Weil es heute ein ganz großes Thema war – das ist das, was wieder einmal so unfair in der Rhetorik ist –: Da sagt eine Bundesrätin von uns völlig zu Recht, dass es halt Schüler gibt, die nur ganz schwer oder gar nicht im Unterricht mitkommen. Und was machen diese Kinder? – Diese Kinder halten die ganze Klasse auf. Und sie hat klipp und klar gesagt, dann muss man andere Lösungen finden, sie hat nicht gesagt, dass diese Kinder abgeschoben gehören. Das habt ihr von SPÖ und Grünen erfunden. Sie hat gesagt, dann muss man andere Möglichkeiten finden, wie man die Kinder schult. (Beifall bei der FPÖ. – Bundesrätin Prügl [ÖVP/OÖ]: Ihr hättet bei den Orientierungsklassen mitstimmen können!) 

Und ich will euch nur sagen: Wir von der FPÖ waren es, die vor zehn Jahren schon gesagt haben: Machen wir Deutschförderklassen! Da habt ihr auch gesagt: Pah, was für eine miese Idee! – Heute gibt es sie. Genau so ist es.

Dann kommt Kollegin Jagl von den Grünen heraus und sagt, bei ihr war es auch so, sie ist damals nach Kanada ausgewandert – freut mich übrigens, das habe ich leider nicht gehabt, da beneide ich dich sogar ein bisschen darum, sage ich dir ganz ehrlich, weil das sicher eine tolle Geschichte ist.
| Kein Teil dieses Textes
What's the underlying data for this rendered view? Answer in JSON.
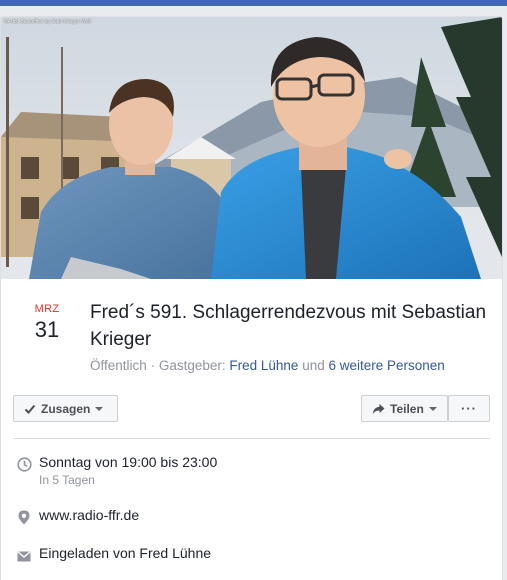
{
  "photo": {
    "credit": "©Artist Backoffice by Gabi Krieger-Wolf"
  },
  "event": {
    "month": "MRZ",
    "day": "31",
    "title": "Fred´s 591. Schlagerrendezvous mit Sebastian Krieger",
    "privacy": "Öffentlich",
    "host_prefix": "Gastgeber:",
    "host_name": "Fred Lühne",
    "and_word": "und",
    "others": "6 weitere Personen"
  },
  "actions": {
    "going_label": "Zusagen",
    "share_label": "Teilen",
    "more_label": "···"
  },
  "details": {
    "time_main": "Sonntag von 19:00 bis 23:00",
    "time_sub": "In 5 Tagen",
    "website": "www.radio-ffr.de",
    "invited_by": "Eingeladen von Fred Lühne"
  },
  "colors": {
    "accent": "#4267b2",
    "month": "#e9302a",
    "link": "#365899",
    "jacket": "#2f8fd6"
  },
  "icons": {
    "going": "check-icon",
    "share": "share-arrow-icon",
    "time": "clock-icon",
    "website": "location-pin-icon",
    "invited": "envelope-icon"
  }
}
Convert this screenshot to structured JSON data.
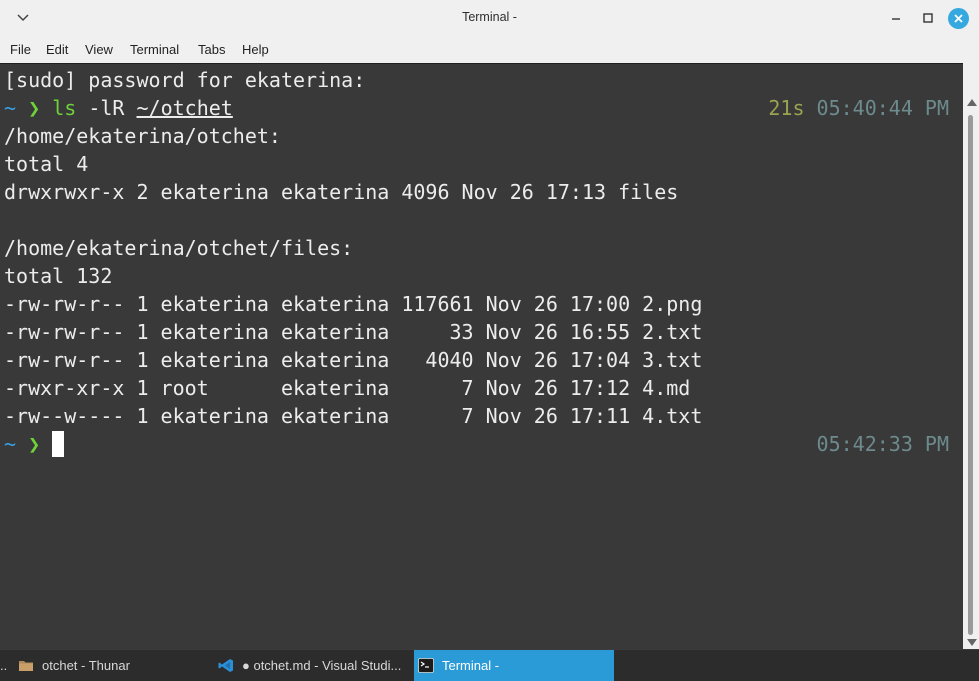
{
  "window": {
    "title": "Terminal -",
    "menu": [
      "File",
      "Edit",
      "View",
      "Terminal",
      "Tabs",
      "Help"
    ]
  },
  "terminal": {
    "line_sudo": "[sudo] password for ekaterina:",
    "prompt_tilde": "~",
    "prompt_chevron": "❯",
    "cmd1": {
      "program": "ls",
      "flags": " -lR ",
      "path": "~/otchet",
      "duration": "21s",
      "time": "05:40:44 PM"
    },
    "output": [
      "/home/ekaterina/otchet:",
      "total 4",
      "drwxrwxr-x 2 ekaterina ekaterina 4096 Nov 26 17:13 files",
      "",
      "/home/ekaterina/otchet/files:",
      "total 132",
      "-rw-rw-r-- 1 ekaterina ekaterina 117661 Nov 26 17:00 2.png",
      "-rw-rw-r-- 1 ekaterina ekaterina     33 Nov 26 16:55 2.txt",
      "-rw-rw-r-- 1 ekaterina ekaterina   4040 Nov 26 17:04 3.txt",
      "-rwxr-xr-x 1 root      ekaterina      7 Nov 26 17:12 4.md",
      "-rw--w---- 1 ekaterina ekaterina      7 Nov 26 17:11 4.txt"
    ],
    "prompt2_time": "05:42:33 PM"
  },
  "taskbar": {
    "items": [
      {
        "label": "otchet - Thunar",
        "icon": "folder-icon"
      },
      {
        "label": "● otchet.md - Visual Studi...",
        "icon": "vscode-icon"
      },
      {
        "label": "Terminal -",
        "icon": "terminal-icon"
      }
    ],
    "leading": ".."
  },
  "colors": {
    "accent": "#2a9bd6",
    "terminal_bg": "#393939",
    "prompt_tilde": "#3aa0e6",
    "prompt_chevron": "#6fd23a",
    "duration": "#9aa34f",
    "time": "#6d8a8d"
  }
}
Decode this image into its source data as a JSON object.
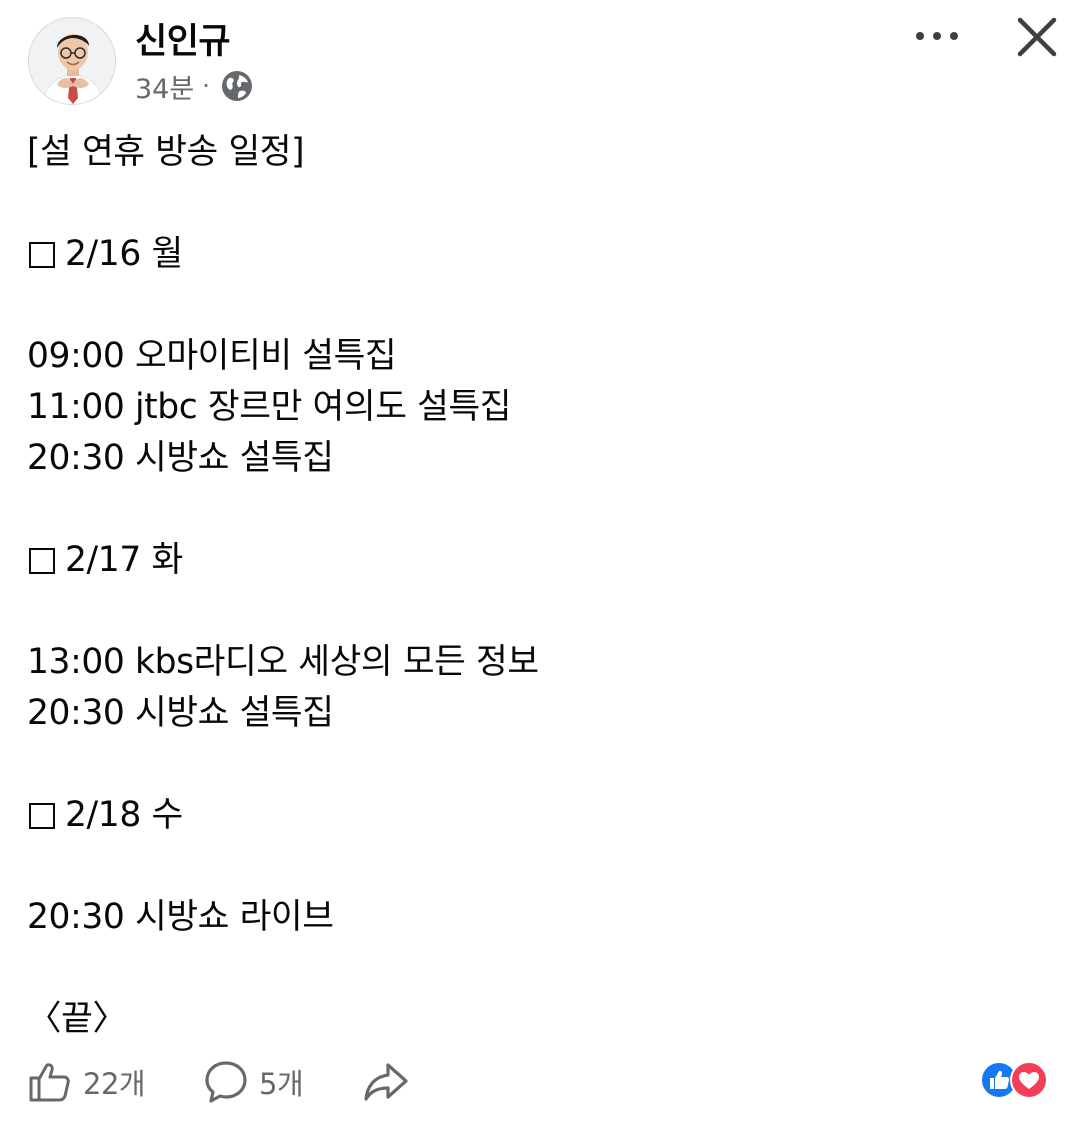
{
  "post": {
    "author_name": "신인규",
    "time": "34분",
    "separator": "·",
    "privacy_icon": "globe-icon",
    "lines": [
      "[설 연휴 방송 일정]",
      "",
      "2/16 월",
      "",
      "09:00 오마이티비 설특집",
      "11:00 jtbc 장르만 여의도 설특집",
      "20:30 시방쇼 설특집",
      "",
      "2/17 화",
      "",
      "13:00 kbs라디오 세상의 모든 정보",
      "20:30 시방쇼 설특집",
      "",
      "2/18 수",
      "",
      "20:30 시방쇼 라이브",
      "",
      "〈끝〉"
    ]
  },
  "header": {
    "more_icon": "more-horizontal-icon",
    "close_icon": "close-icon"
  },
  "actions": {
    "like_count": "22개",
    "comment_count": "5개",
    "like_icon": "thumbs-up-icon",
    "comment_icon": "comment-icon",
    "share_icon": "share-icon"
  },
  "reactions": {
    "icons": [
      "like-reaction-icon",
      "love-reaction-icon"
    ],
    "like_color": "#1877f2",
    "love_color": "#f33e58"
  },
  "colors": {
    "text": "#080809",
    "secondary_text": "#65686c"
  }
}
Warum aber hast du damals so gut Englisch gelernt? Warum? – Weil es dort keine deutsche und österreichische Community gegeben hat. Da hast du Freunde gehabt, die Englisch geredet haben, in der Schule ist es gesprochen worden – das ist so. Wenn du heute in Wien oder in einem anderen Ballungszentrum bist und in einer Community lebst, in der zum Beispiel – nur als Beispiel – nur Türkisch oder nur, ich weiß es nicht, Italienisch oder irgendeine andere Sprache geredet wird, dann hast du nicht mehr den Anspruch, dass du Deutsch lernst. (Bundesrätin Jagl [Grüne/NÖ]: Das weißt du ja gar nicht!) Das ist ein großes Problem, weil es Communities gibt, die so groß sind, dass die Kinder dann nicht mehr mit anderen spielen, weil sie halt gern unter sich bleiben. Und das ist das Hauptproblem. (Bundesrätin Prügl [ÖVP/OÖ]: Dann stimmts doch zu!) Das war auch ein Grund, warum wir gesagt haben, wir hätten gern Deutsch als Pausensprache, wozu ihr auch immer gesagt habt: Boah, pfui, wie grausig! – Genau das ist aber der springende Punkt. 

Wenn es heute Schulen gibt, in denen leider 50 Prozent und mehr Zuwanderungskinder sind, die nicht der deutschen Sprache mächtig sind – das ist nämlich das Problem: dass sie nicht Deutsch reden –, dann verzögert das die Lernkurve über Jahre hinaus. Das lässt sich bis zur 9. Schulklasse gar nicht mehr aufholen – das ist die Wahrheit –, und dann passiert es halt leider auch, so wie wir es heute hören, dass auch jene, die in Wahrheit eh Österreicher sind und hier geboren sind, mit 15 Jahren sagen: Gemma Billa! – Das ist nicht Deutsch, es ist leider so. (Beifall bei der FPÖ. – Heiterkeit bei Mitgliedern des Bundesrates von ÖVP und SPÖ.)

14.01

Präsident Markus Stotter, BA: Weitere Wortmeldungen dazu liegen nicht vor.

Wünscht jetzt noch jemand das Wort? – Das ist nicht der Fall. Die Debatte ist geschlossen.

Die angezeigte Rede ist noch nicht nach § 65 Abs. 2 GO-BR autorisiert.